I’ve also been working to offer education opportunities hosted by our synod to give leaders opportunities they might not have otherwise. In January, Dr. Lisa Cressman offered a preaching workshop, and in March, Dr. Barbara Rossing will spend an evening with us. (Registration is still open!)
Leadership basically refers to all of the above! There are other ways, too, I offer leadership, some of which have come as a surprise:
- I am often the first to represent the synod when a conflict arises in a congregation or between council and pastor. I listen and offer guidance. It requires being a non-anxious presence and loving people who sometimes aren’t at their best.
- I preach and/or preside at congregations in our synod on most Sundays. It lets me see the breadth and depth of our ministries and the many ways we are church.
- I get calls from pastors who need to talk to a pastor. Maybe they’ve had a health scare. Maybe they want to run an idea by someone who isn’t a church member. Maybe they want to ask for a raise and don’t know how to approach their council. Maybe they need a prayer. These conversations are always a privilege and leave me humbled and grateful.
I am surrounded by an incredible community. It is a joy to be on synod staff. Each Tuesday, I meet with Bishop Mike to talk about the areas of ministry in my portfolio. He supports me and challenges me and is both my boss and my colleague. We gather for staff meetings and devotions on Wednesdays, and they are my favorite days of the week. Like most things in our synod, we are stronger together. My call comes through the synod council, and I am grateful to them for the trust they’ve put in me and for the leadership they offer our church.

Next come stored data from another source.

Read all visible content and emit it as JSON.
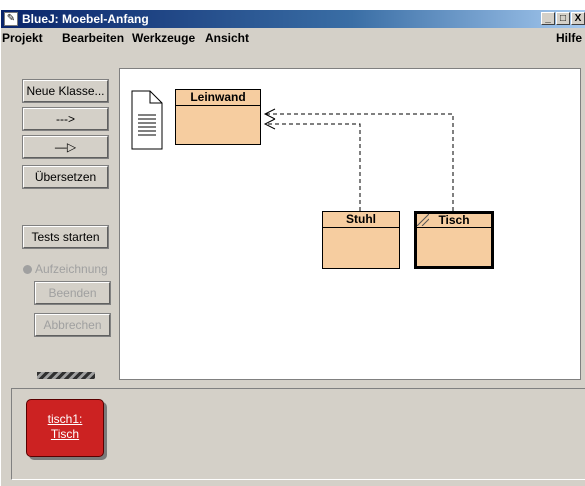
{
  "window": {
    "title": "BlueJ:  Moebel-Anfang",
    "controls": {
      "minimize": "_",
      "maximize": "□",
      "close": "X"
    }
  },
  "menubar": {
    "items": [
      "Projekt",
      "Bearbeiten",
      "Werkzeuge",
      "Ansicht"
    ],
    "help": "Hilfe"
  },
  "toolbar": {
    "new_class": "Neue Klasse...",
    "uses_arrow": "--->",
    "inherits_arrow": "—▷",
    "compile": "Übersetzen",
    "run_tests": "Tests starten",
    "recording": "Aufzeichnung",
    "end": "Beenden",
    "cancel": "Abbrechen"
  },
  "diagram": {
    "classes": {
      "leinwand": "Leinwand",
      "stuhl": "Stuhl",
      "tisch": "Tisch"
    },
    "class_color": "#f6cda0"
  },
  "bench": {
    "object": {
      "instance": "tisch1:",
      "type": "Tisch",
      "color": "#cc2222"
    }
  }
}
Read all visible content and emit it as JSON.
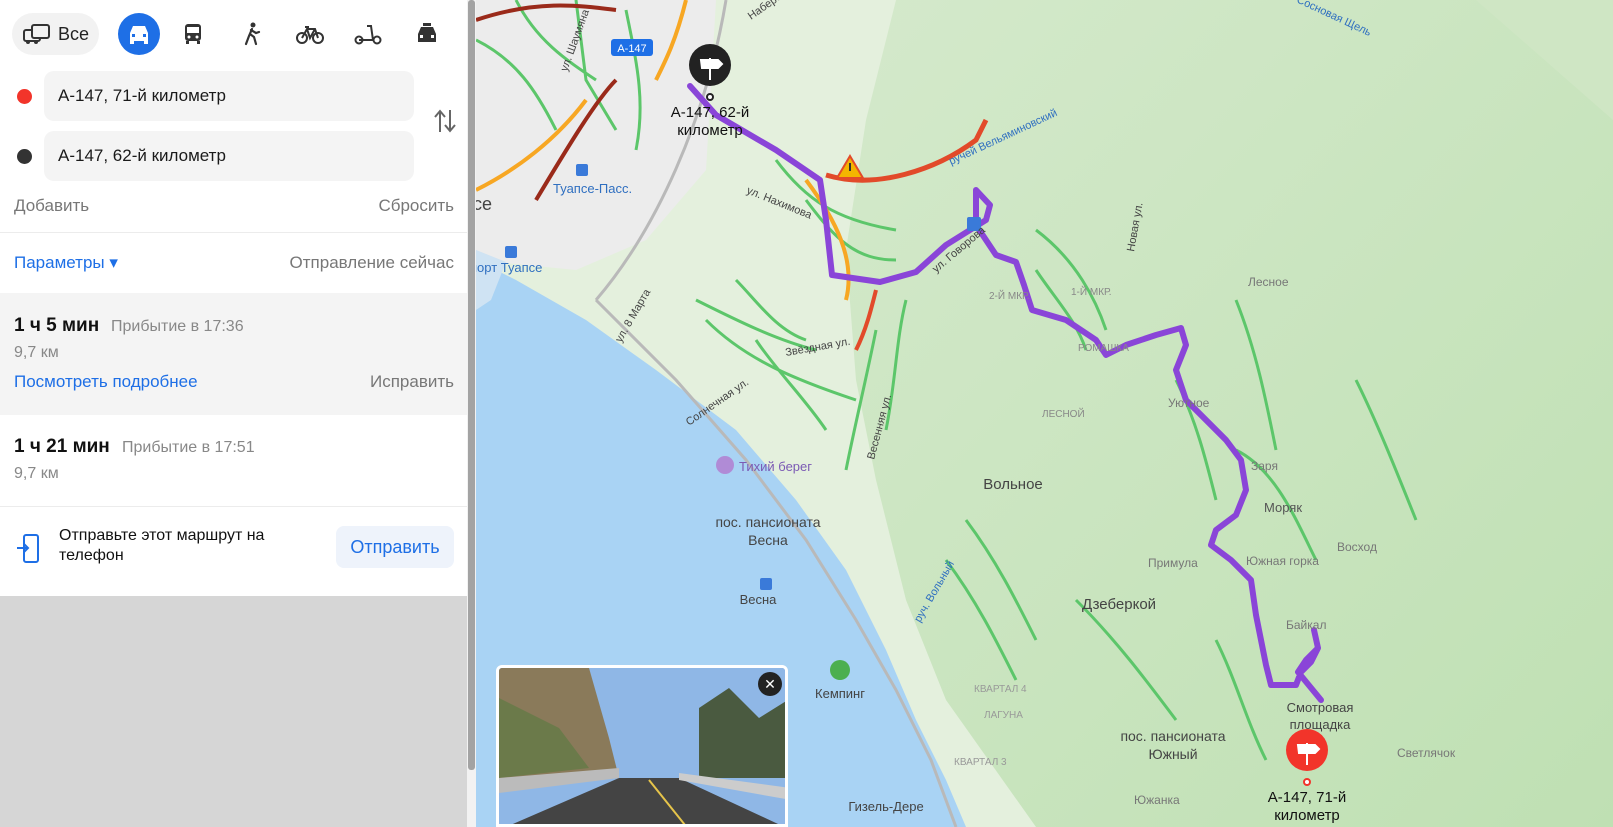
{
  "transport_modes": {
    "all_label": "Все",
    "items": [
      {
        "name": "car",
        "icon": "car-icon",
        "active": true
      },
      {
        "name": "bus",
        "icon": "bus-icon",
        "active": false
      },
      {
        "name": "walk",
        "icon": "walk-icon",
        "active": false
      },
      {
        "name": "bike",
        "icon": "bike-icon",
        "active": false
      },
      {
        "name": "scooter",
        "icon": "scooter-icon",
        "active": false
      },
      {
        "name": "taxi",
        "icon": "taxi-icon",
        "active": false
      }
    ]
  },
  "route_points": {
    "from": {
      "value": "А-147, 71-й километр",
      "dot_color": "#f2342a"
    },
    "to": {
      "value": "А-147, 62-й километр",
      "dot_color": "#333333"
    }
  },
  "actions": {
    "add": "Добавить",
    "reset": "Сбросить"
  },
  "params": {
    "label": "Параметры ▾",
    "departure": "Отправление сейчас"
  },
  "routes": [
    {
      "time": "1 ч 5 мин",
      "arrival": "Прибытие в 17:36",
      "distance": "9,7 км",
      "details": "Посмотреть подробнее",
      "fix": "Исправить",
      "selected": true
    },
    {
      "time": "1 ч 21 мин",
      "arrival": "Прибытие в 17:51",
      "distance": "9,7 км",
      "selected": false
    }
  ],
  "send_to_phone": {
    "text": "Отправьте этот маршрут на телефон",
    "button": "Отправить"
  },
  "map": {
    "road_badge": "A-147",
    "end_marker": "А-147, 62-й километр",
    "start_marker": "А-147, 71-й километр",
    "labels": [
      "ул. Шаумяна",
      "Набере",
      "Туапсе-Пасс.",
      "се",
      "порт Туапсе",
      "ул. Нахимова",
      "ручей Вельяминовский",
      "ул. Говорова",
      "ул. 8 Марта",
      "Звёздная ул.",
      "Солнечная ул.",
      "Весенняя ул.",
      "Тихий берег",
      "пос. пансионата",
      "Весна",
      "Весна",
      "Кемпинг",
      "Гизель-Дере",
      "Вольное",
      "Дзеберкой",
      "2-Й МКР.",
      "1-Й МКР.",
      "РОМАШКА",
      "ЛЕСНОЙ",
      "Новая ул.",
      "Лесное",
      "Уютное",
      "Заря",
      "Моряк",
      "Восход",
      "Примула",
      "Южная горка",
      "Байкал",
      "Смотровая",
      "площадка",
      "пос. пансионата",
      "Южный",
      "Светлячок",
      "Южанка",
      "КВАРТАЛ 4",
      "ЛАГУНА",
      "КВАРТАЛ 3",
      "руч. Вольный",
      "Сосновая Щель"
    ]
  },
  "colors": {
    "accent": "#1e6fe6",
    "route": "#8a45d8",
    "water": "#a9d3f4",
    "land": "#d7ecd0"
  }
}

At an installation service I recently attended, someone said to me, “How sad that you trained to be a pastor, and you really don’t do that any more.” It must seem strange, that I would choose to be a pastor without a parish of my own, but this call brings with it challenges and responsibilities that match my gifts. I really love it…in a way I could not have described in the beginning and in a way I am still discovering. I’m looking forward to whatever the next year brings!